Péter Magyar, leader of the opposition Tisza Party, is currently ahead of Orbán’s Fidesz in opinion polls.
Orbán said Brussels and Kyiv seek to unseat him
Orbán also accused Ukraine of interfering in the electoral campaign, alleging that Kyiv was siding with the opposition and the European Union in an effort to unseat him.
Budapest and Kyiv are locked in a bitter dispute over the shutdown of the Druzhba pipeline, which carries discounted Russian oil to Hungary via Ukraine. Budapest has blocked the EU’s €50 billion loan package to Ukraine until the pipeline is restored.
The row has also taken on a personal dimension, with sharp exchanges between Orbán and Ukrainian President Volodymyr Zelenskyy.
“Do you see this, Ukrainians? Do you see this, Zelenskyy? This is the thousand-year-old Hungarian state. And you think you can scare us with an oil blockade, blackmail and threats against our leaders? Be smart and stop this,” Orbán said.

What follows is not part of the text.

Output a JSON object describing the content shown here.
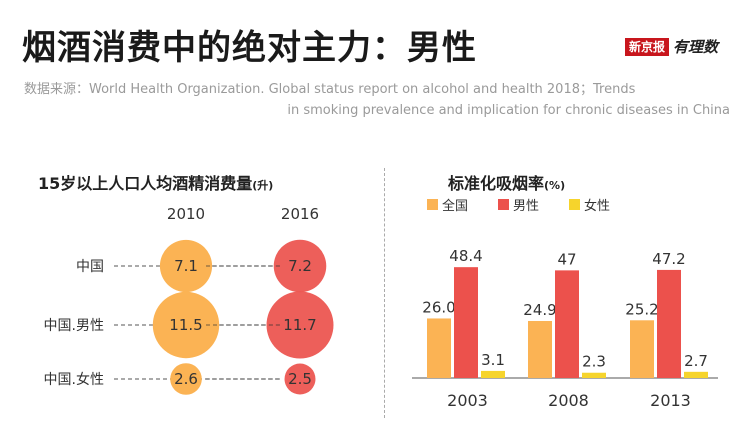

Campaign overshadowed by diplomatic spat with Ukraine
Last week, Zelenskyy said he would allow his troops to phone a European leader who was blocking EU aid to Ukraine, a statement the Hungarian government condemned as a direct threat to Orbán.
“Don’t you have enough trouble on the eastern front? Why did you attack us? We are a peace-loving people. Give us our oil, and then roll your vans to Brussels for Westerners’ money,” Orbán said, in an apparent reference to the seizure of two Ukrainian cash-transport vehicles near Budapest a fortnight ago.
Hungary raided two Ukrainian vehicles from Ukraine’s Oschadbank, and confiscated $40m, €35m, and 9kg of gold in a money laundering probe. Ukraine said the transport was legal and accused Hungary of state terrorism. The incident triggered a diplomatic dispute between the two countries.
Orbán frames elections as choice between peace and war
Framing the vote as existential, Orbán portrayed the upcoming elections as a stark choice between peace and war. He frequently depicts the European Union as a pro-war bloc that is escalating the conflict in Ukraine through financial support and talk of deploying ground troops.
“It is time for Kyiv and Brussels to understand that our sons will not die for Ukraine, they will live for Hungary,” Orbán said.
“We must choose who should form a government, me or Zelenskyy? I offer myself, with due modesty,” he added.
Orbán also alleged that both Ukraine and the EU have a vested interest in a change of government in Hungary, and called on his Fidesz party to outperform its result from four years ago, setting a target of at least three million votes.